Like I say, if you don’t understand your past, you won’t know where you are going to. We are competitive and working out different plans from what others are doing. First, we have a very customer-friendly site and our application would be ready before the end of the year. We have also developed tailor-made offline shops, which we sat down and analyzed and discovered that the average Nigerian wants to hear about the product, wants to see it and probably touch it before he pays and that is the essence of the pay-on-delivery strategy. What we decided to do was to have strategic retail malls in cosmopolitan areas. At present, we have a mall at Lekki and another at Victoria Island. Another two are coming up in the mainland, before a couple of months time. What we are trying to do is to assure people that we are close to them. You can begin to see us as a traditional shopping mall and that elicits confidence. See what is happening in the banking sector where you can do almost everything online but you still see physical structures where you can complain. As time goes on, we may not need it but because of the peculiarity of our people, it makes a lot of sense to have a platform that can make customers comfortable. Shoppers’ comfort is very important to us, because there is a place to go whenever you are dissatisfied. Our vision is to have at least one traditional mall in each state of the federation.
Nigerians complain about global recession and that may be affecting patronage, leaving one to wonder if people still shop. Do people still shop as often as you expect?
I am glad you said it is a global thing. We are not the worst hit. Yes, we are currently going through recession but we are still one of the best. Every country, at a point in its history, has had to go through such recession. I so much believe in this country that the future is so bright and I need sunshades to protect my vision from the brightness. Yes, fluctuation of the naira exchange rate is a huge problem and even some of our foreign suppliers are affected. This only motivates us to develop the local market as 70 percent of what we sell are consumables.
Are you saying your company will weather the storm if the recession persists?
Yes, we are expanding daily.

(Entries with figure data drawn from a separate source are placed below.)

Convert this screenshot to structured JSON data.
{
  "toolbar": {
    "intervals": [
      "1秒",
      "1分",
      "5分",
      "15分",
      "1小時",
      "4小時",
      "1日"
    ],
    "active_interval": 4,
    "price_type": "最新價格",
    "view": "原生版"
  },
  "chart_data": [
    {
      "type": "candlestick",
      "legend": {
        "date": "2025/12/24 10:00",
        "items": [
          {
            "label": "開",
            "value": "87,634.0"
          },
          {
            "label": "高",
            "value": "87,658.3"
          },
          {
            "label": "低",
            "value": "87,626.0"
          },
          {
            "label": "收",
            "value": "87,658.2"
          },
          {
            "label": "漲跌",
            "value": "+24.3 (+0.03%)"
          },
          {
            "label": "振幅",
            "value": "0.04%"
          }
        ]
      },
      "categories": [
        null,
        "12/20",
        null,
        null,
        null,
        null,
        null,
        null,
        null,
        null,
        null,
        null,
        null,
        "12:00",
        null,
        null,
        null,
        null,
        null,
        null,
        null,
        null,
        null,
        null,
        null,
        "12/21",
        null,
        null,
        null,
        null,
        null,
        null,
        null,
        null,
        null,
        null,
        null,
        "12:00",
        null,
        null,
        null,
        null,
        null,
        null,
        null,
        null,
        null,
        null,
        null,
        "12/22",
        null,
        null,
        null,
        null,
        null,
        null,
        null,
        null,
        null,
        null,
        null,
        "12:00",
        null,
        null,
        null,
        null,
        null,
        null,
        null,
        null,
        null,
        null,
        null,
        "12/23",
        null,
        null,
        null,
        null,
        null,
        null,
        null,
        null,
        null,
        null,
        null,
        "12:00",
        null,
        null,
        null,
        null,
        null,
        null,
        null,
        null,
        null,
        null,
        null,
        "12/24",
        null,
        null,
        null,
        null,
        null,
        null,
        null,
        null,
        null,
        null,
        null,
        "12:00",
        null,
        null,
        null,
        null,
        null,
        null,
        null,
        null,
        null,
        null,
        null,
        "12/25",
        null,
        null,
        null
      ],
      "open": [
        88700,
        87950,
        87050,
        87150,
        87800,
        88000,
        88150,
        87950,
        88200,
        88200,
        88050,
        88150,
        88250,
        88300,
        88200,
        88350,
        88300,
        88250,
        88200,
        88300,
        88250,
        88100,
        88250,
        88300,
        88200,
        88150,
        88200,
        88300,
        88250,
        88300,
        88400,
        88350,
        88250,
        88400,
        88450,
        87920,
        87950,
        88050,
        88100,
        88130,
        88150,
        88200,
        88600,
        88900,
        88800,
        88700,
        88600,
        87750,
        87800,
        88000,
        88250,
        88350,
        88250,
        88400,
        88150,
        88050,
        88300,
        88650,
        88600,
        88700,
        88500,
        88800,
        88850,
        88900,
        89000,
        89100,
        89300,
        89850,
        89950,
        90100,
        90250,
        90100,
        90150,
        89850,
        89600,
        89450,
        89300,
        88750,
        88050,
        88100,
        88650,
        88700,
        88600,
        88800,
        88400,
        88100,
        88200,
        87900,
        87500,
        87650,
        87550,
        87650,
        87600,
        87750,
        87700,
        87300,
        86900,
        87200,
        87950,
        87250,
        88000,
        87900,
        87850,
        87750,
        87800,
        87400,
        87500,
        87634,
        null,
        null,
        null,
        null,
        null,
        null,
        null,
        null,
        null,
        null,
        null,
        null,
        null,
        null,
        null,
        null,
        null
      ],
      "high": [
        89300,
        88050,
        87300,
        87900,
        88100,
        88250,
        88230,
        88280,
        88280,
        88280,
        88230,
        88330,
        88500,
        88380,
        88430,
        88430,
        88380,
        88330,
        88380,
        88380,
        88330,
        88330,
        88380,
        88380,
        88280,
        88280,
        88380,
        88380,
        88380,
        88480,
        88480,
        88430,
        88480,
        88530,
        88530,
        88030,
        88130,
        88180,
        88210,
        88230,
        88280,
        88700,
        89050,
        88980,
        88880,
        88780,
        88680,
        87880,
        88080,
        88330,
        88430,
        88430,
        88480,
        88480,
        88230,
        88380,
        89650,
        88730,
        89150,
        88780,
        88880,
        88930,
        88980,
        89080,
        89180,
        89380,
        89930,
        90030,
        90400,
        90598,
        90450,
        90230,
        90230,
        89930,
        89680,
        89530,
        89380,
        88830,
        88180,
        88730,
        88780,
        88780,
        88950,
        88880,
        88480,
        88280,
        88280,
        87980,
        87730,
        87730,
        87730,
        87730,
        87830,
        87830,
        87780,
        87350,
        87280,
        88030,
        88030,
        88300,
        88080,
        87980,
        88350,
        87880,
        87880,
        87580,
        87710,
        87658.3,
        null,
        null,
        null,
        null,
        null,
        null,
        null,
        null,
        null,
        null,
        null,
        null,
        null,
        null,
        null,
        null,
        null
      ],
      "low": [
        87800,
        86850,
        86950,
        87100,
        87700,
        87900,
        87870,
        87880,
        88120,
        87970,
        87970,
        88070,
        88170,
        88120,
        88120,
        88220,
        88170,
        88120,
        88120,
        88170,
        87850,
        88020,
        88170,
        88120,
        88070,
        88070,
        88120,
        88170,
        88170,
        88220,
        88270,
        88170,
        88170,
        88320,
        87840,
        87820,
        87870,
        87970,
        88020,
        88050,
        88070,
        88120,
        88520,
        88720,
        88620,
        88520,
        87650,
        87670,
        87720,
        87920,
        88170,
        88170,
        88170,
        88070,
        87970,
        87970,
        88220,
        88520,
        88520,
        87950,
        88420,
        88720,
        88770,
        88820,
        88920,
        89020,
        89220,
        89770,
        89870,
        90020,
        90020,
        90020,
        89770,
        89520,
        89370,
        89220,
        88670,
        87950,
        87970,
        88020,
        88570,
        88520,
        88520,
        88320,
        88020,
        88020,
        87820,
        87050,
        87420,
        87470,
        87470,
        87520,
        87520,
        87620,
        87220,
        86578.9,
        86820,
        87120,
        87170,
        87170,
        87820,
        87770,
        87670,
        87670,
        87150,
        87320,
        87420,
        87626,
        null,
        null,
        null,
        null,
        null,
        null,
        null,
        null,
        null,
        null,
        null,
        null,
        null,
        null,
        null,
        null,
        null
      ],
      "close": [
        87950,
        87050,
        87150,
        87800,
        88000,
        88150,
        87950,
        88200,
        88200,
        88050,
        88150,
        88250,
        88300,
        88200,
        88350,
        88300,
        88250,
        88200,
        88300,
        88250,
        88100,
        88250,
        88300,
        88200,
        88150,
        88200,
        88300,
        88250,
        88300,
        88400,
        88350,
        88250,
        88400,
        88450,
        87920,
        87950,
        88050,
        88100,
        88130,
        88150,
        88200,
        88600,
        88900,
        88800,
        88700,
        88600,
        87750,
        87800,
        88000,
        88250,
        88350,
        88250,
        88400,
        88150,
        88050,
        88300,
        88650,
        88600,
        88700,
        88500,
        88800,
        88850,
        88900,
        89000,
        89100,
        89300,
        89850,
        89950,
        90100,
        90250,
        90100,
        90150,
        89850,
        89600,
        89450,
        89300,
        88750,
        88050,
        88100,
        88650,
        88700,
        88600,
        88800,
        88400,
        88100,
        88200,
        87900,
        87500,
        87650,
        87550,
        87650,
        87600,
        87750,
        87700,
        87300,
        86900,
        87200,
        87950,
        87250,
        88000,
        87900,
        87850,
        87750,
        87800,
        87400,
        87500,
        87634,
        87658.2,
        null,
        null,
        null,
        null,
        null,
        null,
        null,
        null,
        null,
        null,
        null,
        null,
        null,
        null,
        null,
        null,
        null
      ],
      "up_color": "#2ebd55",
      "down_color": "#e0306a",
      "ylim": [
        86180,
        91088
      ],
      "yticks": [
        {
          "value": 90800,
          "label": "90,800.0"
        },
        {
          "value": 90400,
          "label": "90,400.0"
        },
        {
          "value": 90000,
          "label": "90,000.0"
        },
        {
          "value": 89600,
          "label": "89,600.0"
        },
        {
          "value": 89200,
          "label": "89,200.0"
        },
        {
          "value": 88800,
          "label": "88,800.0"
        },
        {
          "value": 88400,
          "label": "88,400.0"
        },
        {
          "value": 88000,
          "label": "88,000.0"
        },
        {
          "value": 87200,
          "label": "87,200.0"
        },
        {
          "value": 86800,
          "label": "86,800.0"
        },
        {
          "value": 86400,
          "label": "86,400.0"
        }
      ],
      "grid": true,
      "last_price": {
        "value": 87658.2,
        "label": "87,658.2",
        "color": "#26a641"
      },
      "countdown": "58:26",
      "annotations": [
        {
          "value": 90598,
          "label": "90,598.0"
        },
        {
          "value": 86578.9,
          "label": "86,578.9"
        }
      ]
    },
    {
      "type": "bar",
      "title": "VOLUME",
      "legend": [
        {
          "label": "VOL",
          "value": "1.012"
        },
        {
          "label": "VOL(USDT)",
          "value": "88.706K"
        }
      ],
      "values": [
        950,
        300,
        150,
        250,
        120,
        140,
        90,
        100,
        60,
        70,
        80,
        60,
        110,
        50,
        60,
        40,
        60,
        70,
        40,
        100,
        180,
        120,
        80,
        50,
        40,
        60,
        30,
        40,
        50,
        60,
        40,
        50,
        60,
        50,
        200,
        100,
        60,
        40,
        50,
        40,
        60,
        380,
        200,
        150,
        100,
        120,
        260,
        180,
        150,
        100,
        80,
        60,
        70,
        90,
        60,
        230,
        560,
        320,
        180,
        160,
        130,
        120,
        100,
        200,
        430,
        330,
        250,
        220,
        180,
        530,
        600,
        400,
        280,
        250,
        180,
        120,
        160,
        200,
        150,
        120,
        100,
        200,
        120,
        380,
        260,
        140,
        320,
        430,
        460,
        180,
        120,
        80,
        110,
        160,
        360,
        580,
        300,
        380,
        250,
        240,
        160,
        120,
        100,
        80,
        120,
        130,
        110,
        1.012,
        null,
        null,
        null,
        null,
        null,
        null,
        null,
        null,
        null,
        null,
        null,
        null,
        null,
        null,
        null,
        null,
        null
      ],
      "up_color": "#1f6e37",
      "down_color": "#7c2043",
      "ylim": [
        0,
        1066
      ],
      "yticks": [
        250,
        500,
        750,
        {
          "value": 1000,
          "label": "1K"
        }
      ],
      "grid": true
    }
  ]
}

It’s just that the rate has dropped but not significantly. The truth is we are not struggling and I strongly believe in the potentials of this country. Only Nigerians can fix this country.
In what way can government aid the sector to measure up to international best practices?
We go as far as selling produce and with good roads, farmers in rural areas can easily transport their produce. We can even sign an MoU with these farmers, the same way we do with our international suppliers. That would definitely help our business. Second is arresting the fluctuation of the naira. I would be deceiving myself if I say it’s not affecting us. We also want stability in the country. Let us see the need to come together as a country and work out things. That is when we would be proud of the country and call it our home. America, today, was not built by the government but by individuals like Mark Zuckerberg, Bill Gates, Henry Ford, Steve Jobs, you name them. All we want is an enabling environment that would be close to the ideal. These are people who wanted to deliver the system. We need security, efficient transportation facilitated by much better road networks and a defined strategy. With these, we can encourage entrepreneurs. We are employers of labour and government must continue to encourage us through tax incentives too. We are not asking them for funds; all we ask for is the enabling environment that would make us competitive with our foreign counterparts.